The proportion of overweight adults has been gradually increasing in most OECD countries since the early 2000s, including in countries where rates are relatively low (Figure 4.12). In Japan and Korea, this proportion has increased by 2.1 and 4.2 percentage points, respectively, between 2000 and 2017. In countries with relatively high rates of adults overweight, this figure ranged from 2.3 percentage points in Canada to 11.9 in Chile.
Adults with a low level of education are more likely to be overweight than those with a tertiary education level or above in all 27 OECD countries examined (Figure 4.13). The difference in the proportion of overweight adults by education level was greatest in Luxembourg, Spain and France, where the gap was greater than 15 percentage points.

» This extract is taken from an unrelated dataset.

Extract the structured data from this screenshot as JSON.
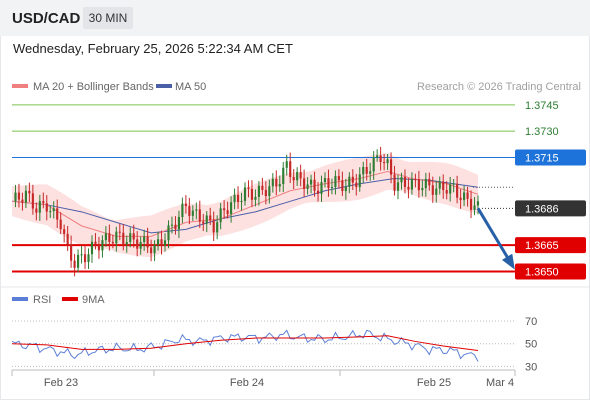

OECD member countries have implemented a suite of regulatory and non-regulatory initiatives to reduce overweight population rates. Prominent examples include mass media campaigns to promote the benefits of healthy eating; promotion of nutritional education and skills; ‘sin’ taxes on energy-dense food and drink items to discourage consumption; food labelling to communicate nutritional value; and agreements with the food industry to improve the nutritional value of products. Policymakers are also exploring initiatives that address the social determinants of being overweight. For example, the Healthy Food Financing Initiative in the United States aims to improve access to healthy foods in underserved areas. Despite these efforts, the overweight epidemic has not been reversed, highlighting the issue’s complexity (OECD, 2019[3]).